Ce jour-là, le 11 juin 1961, le cartel était composé du chevronné Victoriano Valencia et de deux jeunes sévillans Diego Puerta et Paco Camino face aux Conte de la Corte. Nous n’avions pas encore assez de référence mais son visage enfantin de jeune andalou et son art si naturel nous expliquèrent rapidement pourquoi la presse spécialisée lui avait donné le surnom de « Niño sabio » – enfant savant.

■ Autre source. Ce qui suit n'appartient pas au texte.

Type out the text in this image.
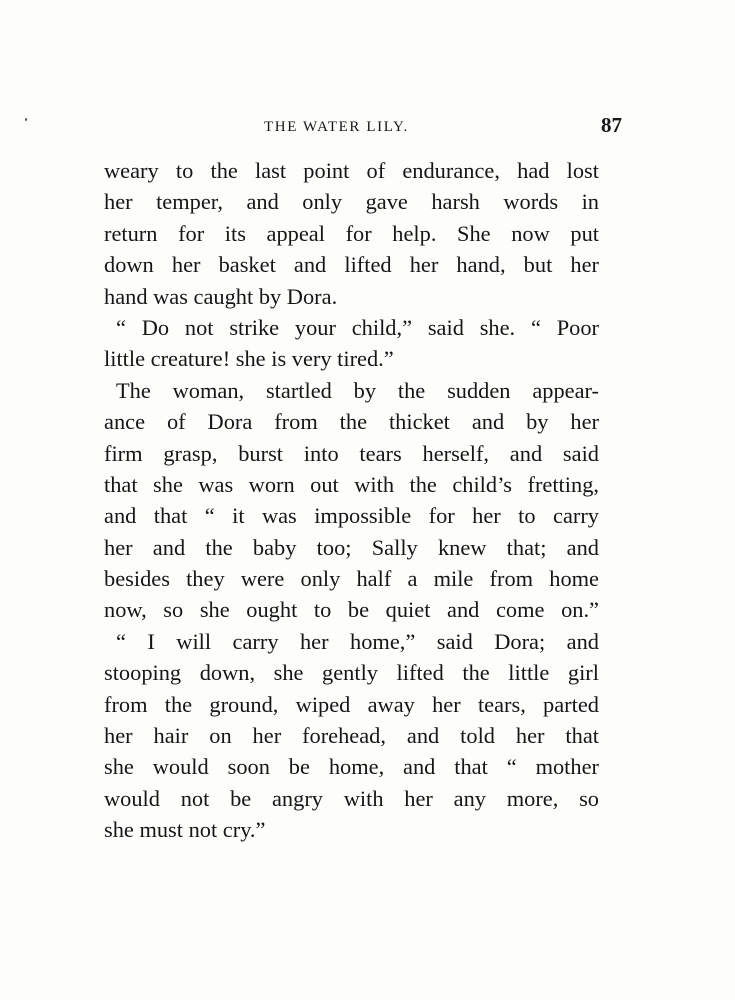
THE WATER LILY.	87
weary to the last point of endurance, had lost
her temper, and only gave harsh words in
return for its appeal for help. She now put
down her basket and lifted her hand, but her
hand was caught by Dora.
“ Do not strike your child,” said she. “ Poor
little creature! she is very tired.”
The woman, startled by the sudden appear-
ance of Dora from the thicket and by her
firm grasp, burst into tears herself, and said
that she was worn out with the child’s fretting,
and that “ it was impossible for her to carry
her and the baby too; Sally knew that; and
besides they were only half a mile from home
now, so she ought to be quiet and come on.”
“ I will carry her home,” said Dora; and
stooping down, she gently lifted the little girl
from the ground, wiped away her tears, parted
her hair on her forehead, and told her that
she would soon be home, and that “ mother
would not be angry with her any more, so
she must not cry.”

Nous ne le reverrons pas à Béziers avant le 16 août 1970 avec le « Mejicano de Oro » Manolo Martinez et Damaso Gomez devant des arènes combles. Paco sortait de son historique corrida de la Beneficencia de Madrid, seul devant 7 toros à qui il coupa 8 oreilles.

Il revint en 1971 dans l’inoubliable mano a mano face à Paquirri qui ouvrit à Béziers la prodigieuse carrière du torero de Barbate. Paco Camino, excellent, avait dû affronter un sobrero inintéressant.

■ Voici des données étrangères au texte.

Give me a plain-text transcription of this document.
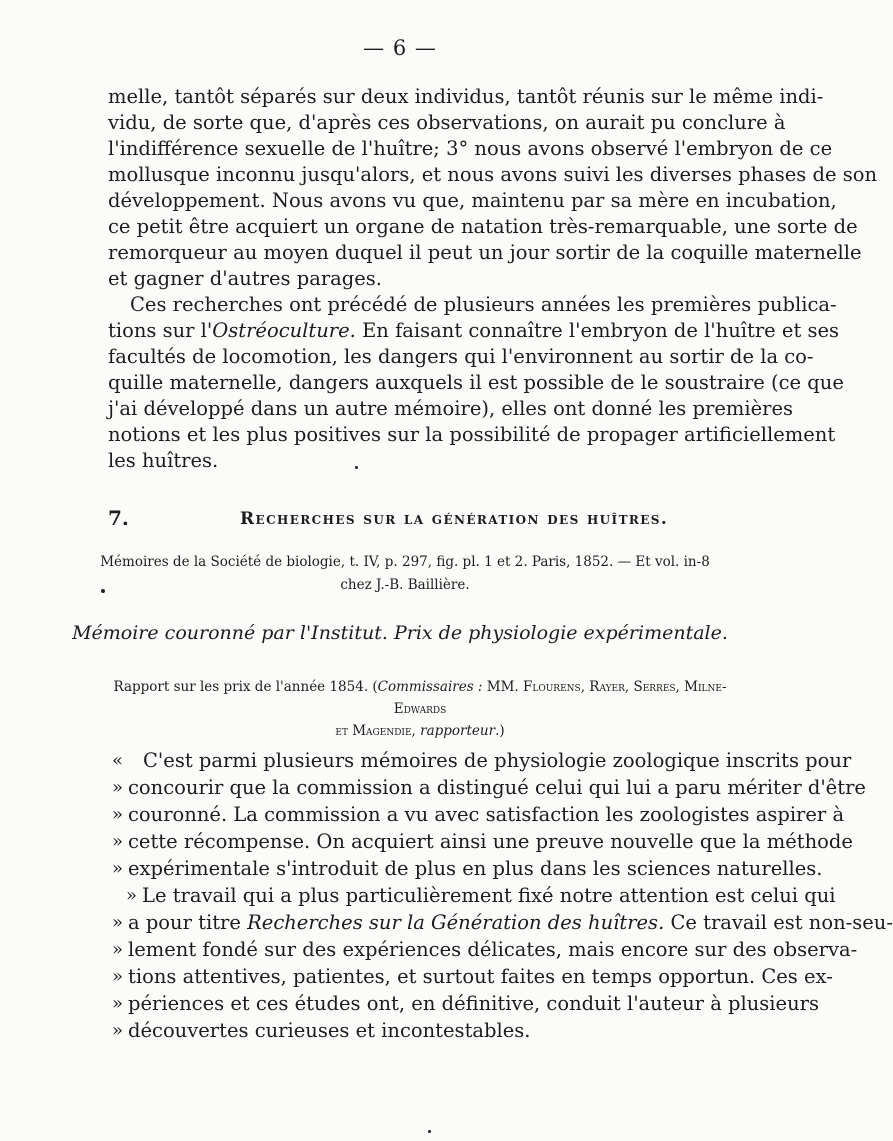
— 6 —
melle, tantôt séparés sur deux individus, tantôt réunis sur le même indi-
vidu, de sorte que, d'après ces observations, on aurait pu conclure à
l'indifférence sexuelle de l'huître; 3° nous avons observé l'embryon de ce
mollusque inconnu jusqu'alors, et nous avons suivi les diverses phases de son
développement. Nous avons vu que, maintenu par sa mère en incubation,
ce petit être acquiert un organe de natation très-remarquable, une sorte de
remorqueur au moyen duquel il peut un jour sortir de la coquille maternelle
et gagner d'autres parages.
Ces recherches ont précédé de plusieurs années les premières publica-
tions sur l'Ostréoculture. En faisant connaître l'embryon de l'huître et ses
facultés de locomotion, les dangers qui l'environnent au sortir de la co-
quille maternelle, dangers auxquels il est possible de le soustraire (ce que
j'ai développé dans un autre mémoire), elles ont donné les premières
notions et les plus positives sur la possibilité de propager artificiellement
les huîtres.
7.	Recherches sur la génération des huîtres.
Mémoires de la Société de biologie, t. IV, p. 297, fig. pl. 1 et 2. Paris, 1852. — Et vol. in-8
chez J.-B. Baillière.
Mémoire couronné par l'Institut. Prix de physiologie expérimentale.
Rapport sur les prix de l'année 1854. (Commissaires : MM. Flourens, Rayer, Serres, Milne-Edwards
et Magendie, rapporteur.)
« C'est parmi plusieurs mémoires de physiologie zoologique inscrits pour
» concourir que la commission a distingué celui qui lui a paru mériter d'être
» couronné. La commission a vu avec satisfaction les zoologistes aspirer à
» cette récompense. On acquiert ainsi une preuve nouvelle que la méthode
» expérimentale s'introduit de plus en plus dans les sciences naturelles.
» Le travail qui a plus particulièrement fixé notre attention est celui qui
» a pour titre Recherches sur la Génération des huîtres. Ce travail est non-seu-
» lement fondé sur des expériences délicates, mais encore sur des observa-
» tions attentives, patientes, et surtout faites en temps opportun. Ces ex-
» périences et ces études ont, en définitive, conduit l'auteur à plusieurs
» découvertes curieuses et incontestables.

Rapidement, j’ai eu et je la garde encore, une profonde admiration pour le torero de Camas qui représentait « l’art naturel » dans son comportement face au toro. C’était un grand styliste au capote où ses chicuelinas sont restées les plus pures et devraient être un exemple pour la jeune génération.

Sa muleta était simple et magnifique à la fois, notamment de la main gauche. Nous ne pouvons oublier l’exécution pure de ses estocades qui concluaient ses faenas templées et dominatrices avec une prodigieuse facilité.

Sa tauromachie ne cherchait pas d’effets spectaculaires car elle restait douce et authentique sans jamais être ennuyeuse, comme le sont trop souvent les faenas dans ce cas-là. Elle avait du cachet, de l’élégance et une distinction particulière. Cela nous fait comprendre que Paco soit sorti 12 fois en triomphe des arènes madrilènes de Las Ventas lui qui fut déjà à 23 ans en tête de l’escalafon européen des matadors de toros. Ce fut aussi l’enfant chéri de l’aficion du Mexique avec des triomphes inoubliables tant à la Mejico qu’à Querétaro où il toréa 11 fois entre 1976 et 1978. Il faut noter aussi qu’il était plus apprécié dans les plazas de Madrid et Bilbao que dans celle de Séville.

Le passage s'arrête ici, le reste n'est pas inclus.